14. Habitats Regulations Assessment (HRA) 2010
European legislation, and our government's regulations, have introduced a need to carry out Habitats Regulations Assessment for local development documents (LDDs) and for particular development projects. This HRA focuses on HRA for the Core Strategy which is a LDD.
Why do we need to do it?
The EU legislation and our government's regulations which relate to it requires us to carry out HRA of most of the local development framework documents to protect the integrity of internationally important nature sites.
These internationally important nature sites include Special Areas of Conservation (SACs) which have important habitat features, Special Protection Areas (SPAs) which relate to bird populations, and Ramsar sites which are internationally important wetlands. SPAs and SACs are known as European sites and are part of the Natura 2000 network and all three types of site are also referred to as International sites.
The Exe Estuary is a SPA and a Ramsar site.
What does it do?
HRA assesses the likely impacts of the possible effects of a plan's policies on the integrity of International sites (including possible effects 'in combination' with other plans, projects or programmes).
Why is this helpful?
The HRA allows us to assess whether there are likely to be any impacts, how significant they are likely to be, whether any mitigation measures are needed to protect the sites, or whether it is not possible to offset any likely adverse effects from the plan.
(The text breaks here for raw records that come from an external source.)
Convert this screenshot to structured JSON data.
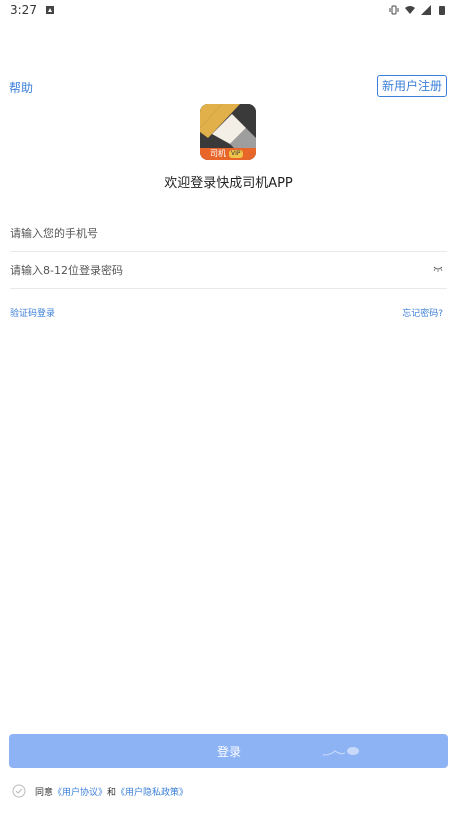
{
  "status_bar": {
    "time": "3:27",
    "icons": [
      "notification-icon",
      "vibrate-icon",
      "wifi-icon",
      "signal-icon",
      "battery-icon"
    ]
  },
  "header": {
    "help_label": "帮助",
    "register_label": "新用户注册"
  },
  "logo": {
    "badge_text": "司机",
    "badge_sub": "VIP"
  },
  "welcome_text": "欢迎登录快成司机APP",
  "form": {
    "phone_placeholder": "请输入您的手机号",
    "password_placeholder": "请输入8-12位登录密码"
  },
  "links": {
    "code_login": "验证码登录",
    "forgot_password": "忘记密码?"
  },
  "login_button_label": "登录",
  "agreement": {
    "prefix": "同意",
    "user_agreement": "《用户协议》",
    "conjunction": "和",
    "privacy_policy": "《用户隐私政策》"
  },
  "colors": {
    "accent": "#3b7fd8",
    "login_button": "#8db3f5",
    "logo_orange": "#e8662a",
    "logo_gold": "#e1b04a"
  }
}
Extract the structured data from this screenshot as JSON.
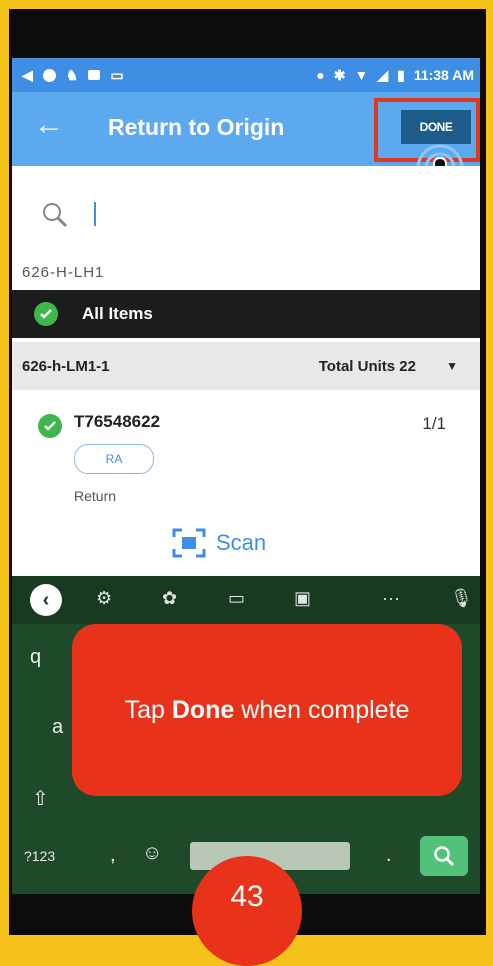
{
  "statusbar": {
    "time": "11:38 AM"
  },
  "appbar": {
    "back_icon": "arrow-left-icon",
    "title": "Return to Origin",
    "done_label": "DONE"
  },
  "search": {
    "icon": "search-icon",
    "value": ""
  },
  "location": {
    "label": "626-H-LH1"
  },
  "all_items": {
    "label": "All Items"
  },
  "group": {
    "name": "626-h-LM1-1",
    "units": "Total Units 22"
  },
  "item": {
    "id": "T76548622",
    "count": "1/1",
    "tag": "RA",
    "type": "Return"
  },
  "scan": {
    "label": "Scan"
  },
  "keyboard": {
    "row1_first": "q",
    "row2_first": "a",
    "numbers_key": "?123",
    "comma": ",",
    "period": "."
  },
  "tooltip": {
    "prefix": "Tap ",
    "bold": "Done",
    "suffix": " when complete"
  },
  "page_number": "43",
  "colors": {
    "accent": "#3e8ee3",
    "appbar": "#5ca9ef",
    "highlight": "#e9321a",
    "success": "#3fb64e",
    "frame": "#f4c21a"
  }
}
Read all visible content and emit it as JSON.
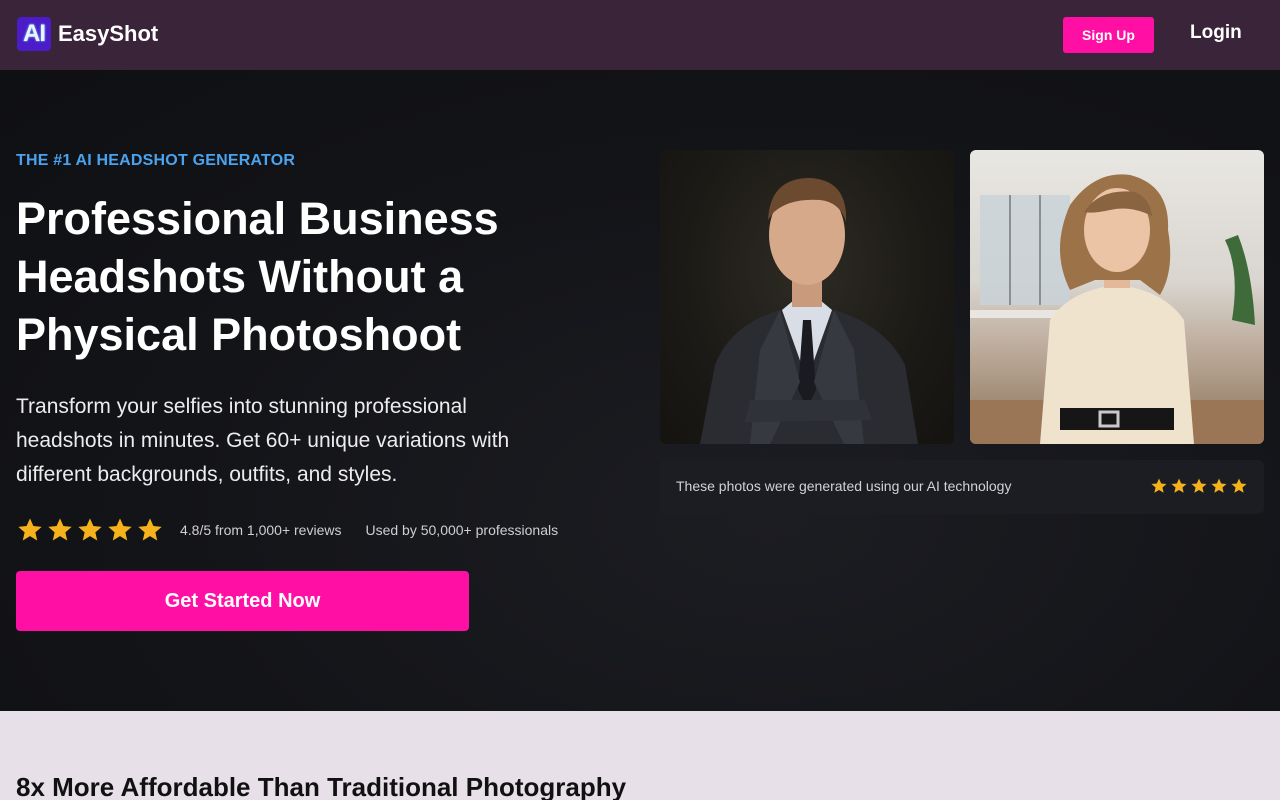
{
  "header": {
    "logo_mark": "AI",
    "brand": "EasyShot",
    "signup_label": "Sign Up",
    "login_label": "Login"
  },
  "hero": {
    "eyebrow": "THE #1 AI HEADSHOT GENERATOR",
    "headline": "Professional Business Headshots Without a Physical Photoshoot",
    "subtext": "Transform your selfies into stunning professional headshots in minutes. Get 60+ unique variations with different backgrounds, outfits, and styles.",
    "rating_stars": 5,
    "rating_text": "4.8/5 from 1,000+ reviews",
    "used_text": "Used by 50,000+ professionals",
    "cta_label": "Get Started Now"
  },
  "gallery": {
    "caption": "These photos were generated using our AI technology",
    "caption_stars": 5
  },
  "section2": {
    "title": "8x More Affordable Than Traditional Photography"
  },
  "colors": {
    "header_bg": "#3a2439",
    "accent_pink": "#ff0fa3",
    "eyebrow_blue": "#4aa3ef",
    "star_gold": "#f5b21c",
    "section2_bg": "#e8e0e9"
  },
  "icons": {
    "star": "star-icon",
    "logo": "ai-logo-icon"
  }
}
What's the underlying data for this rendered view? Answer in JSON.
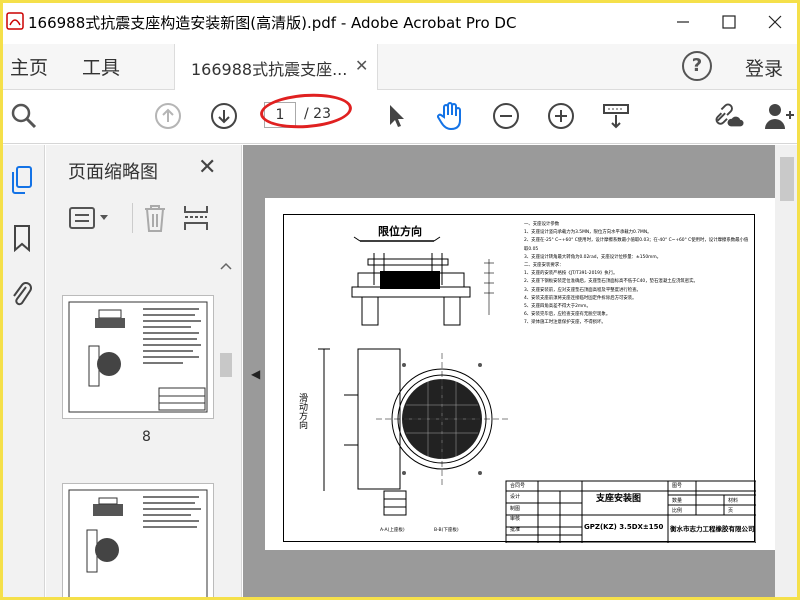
{
  "window": {
    "title": "166988式抗震支座构造安装新图(高清版).pdf - Adobe Acrobat Pro DC"
  },
  "menu": {
    "home": "主页",
    "tools": "工具",
    "doc_tab": "166988式抗震支座...",
    "help": "?",
    "login": "登录"
  },
  "toolbar": {
    "current_page": "1",
    "total_pages": "/ 23"
  },
  "panel": {
    "title": "页面缩略图",
    "thumbs": [
      {
        "label": "8"
      },
      {
        "label": ""
      }
    ]
  },
  "drawing": {
    "heading_direction": "限位方向",
    "side_direction": "滑动方向",
    "notes": [
      "一、支座设计参数",
      "1、支座设计竖向承载力为3.5MN，限位方向水平承载力0.7MN。",
      "2、支座在-25° C~+60° C使用时，设计摩擦系数最小值取0.03；在-40° C~+60° C使用时，设计摩擦系数最小值取0.05",
      "3、支座设计转角最大转角为0.02rad，支座设计位移量：±150mm。",
      "二、支座安装要求：",
      "1、支座的安装严格按《JT/T391-2019》执行。",
      "2、支座下钢板安装定位准确后，支座垫石顶面标高不低于C40，垫石混凝土应浇筑密实。",
      "3、支座安装前，应对支座垫石顶面高程及平整度进行检查。",
      "4、安装支座前须将支座连接临时固定件拆除后方可安装。",
      "5、支座四角高差不得大于2mm。",
      "6、安装完毕后，应检查支座有无脱空现象。",
      "7、梁体施工时注意保护支座，不得损坏。"
    ],
    "title_block": {
      "drawing_title": "支座安装图",
      "model": "GPZ(KZ) 3.5DX±150",
      "company": "衡水市志力工程橡胶有限公司",
      "rows": [
        "合同号",
        "设计",
        "制图",
        "审核",
        "批准"
      ],
      "right_rows": [
        "图号",
        "数量",
        "材料",
        "比例",
        "页"
      ],
      "right_values": [
        "",
        "",
        "",
        "",
        "页"
      ]
    },
    "bottom_labels": [
      "A-A(上座板)",
      "B-B(下座板)"
    ]
  },
  "colors": {
    "accent_blue": "#1473e6",
    "red_oval": "#e02020",
    "frame_yellow": "#f5e04a"
  }
}
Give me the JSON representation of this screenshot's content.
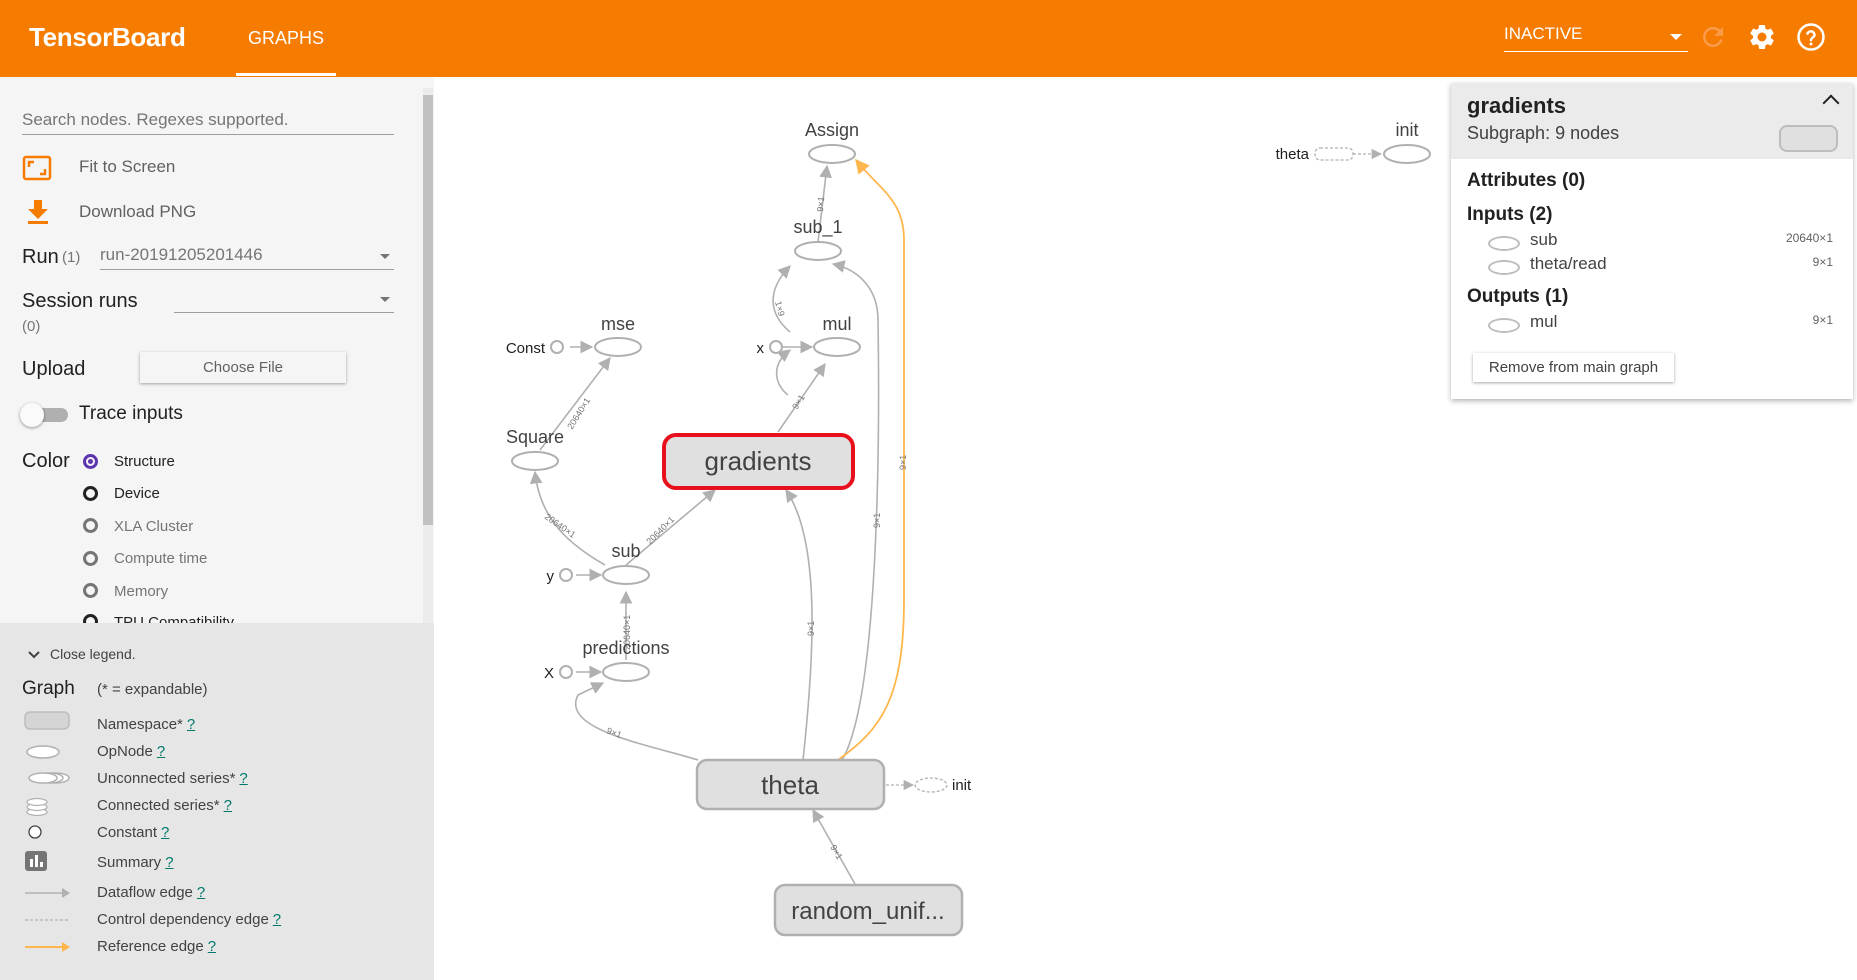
{
  "header": {
    "title": "TensorBoard",
    "tab": "GRAPHS",
    "status": "INACTIVE",
    "icons": [
      "refresh-icon",
      "gear-icon",
      "help-icon"
    ]
  },
  "sidebar": {
    "search_placeholder": "Search nodes. Regexes supported.",
    "fit_label": "Fit to Screen",
    "download_label": "Download PNG",
    "run_label": "Run",
    "run_count": "(1)",
    "run_value": "run-20191205201446",
    "session_label": "Session runs",
    "session_count": "(0)",
    "upload_label": "Upload",
    "choose_file": "Choose File",
    "trace_label": "Trace inputs",
    "color_label": "Color",
    "color_options": [
      "Structure",
      "Device",
      "XLA Cluster",
      "Compute time",
      "Memory",
      "TPU Compatibility"
    ],
    "color_selected": "Structure"
  },
  "legend": {
    "close_label": "Close legend.",
    "graph_label": "Graph",
    "expandable_note": "(* = expandable)",
    "help_mark": "?",
    "items": [
      "Namespace*",
      "OpNode",
      "Unconnected series*",
      "Connected series*",
      "Constant",
      "Summary",
      "Dataflow edge",
      "Control dependency edge",
      "Reference edge"
    ]
  },
  "graph": {
    "nodes": {
      "assign": "Assign",
      "sub1": "sub_1",
      "mse": "mse",
      "const": "Const",
      "mul": "mul",
      "x_small": "x",
      "square": "Square",
      "gradients": "gradients",
      "sub": "sub",
      "y": "y",
      "predictions": "predictions",
      "X": "X",
      "theta": "theta",
      "init": "init",
      "random": "random_unif...",
      "theta_side": "theta",
      "init_side": "init"
    },
    "edge_labels": {
      "e1": "9×1",
      "e2": "1×9",
      "e3": "9×1",
      "e4": "20640×1",
      "e5": "20640×1",
      "e6": "20640×1",
      "e7": "20640×1",
      "e8": "9×1",
      "e9": "9×1",
      "e10": "9×1",
      "e11": "9×1",
      "e12": "9×1"
    },
    "selected": "gradients"
  },
  "info_card": {
    "title": "gradients",
    "subtitle": "Subgraph: 9 nodes",
    "attributes": "Attributes (0)",
    "inputs": "Inputs (2)",
    "input_items": [
      {
        "name": "sub",
        "size": "20640×1"
      },
      {
        "name": "theta/read",
        "size": "9×1"
      }
    ],
    "outputs": "Outputs (1)",
    "output_items": [
      {
        "name": "mul",
        "size": "9×1"
      }
    ],
    "remove_button": "Remove from main graph"
  },
  "colors": {
    "accent": "#f57c00",
    "selected_border": "#e8101c",
    "reference_edge": "#ffb74d",
    "radio_selected": "#5e35b1",
    "help_link": "#00796b"
  }
}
In some cases HRA 'screening' shows that no significant effects are likely. If there are significant adverse effects on the integrity of the sites, the mitigation measures should be in place before the plan can be taken forward.
How will it work?
HRA is intended to be a systematic, consistent process through which the performance of a plan can be assessed for its likely impact on the integrity of sites while the plan is still being produced.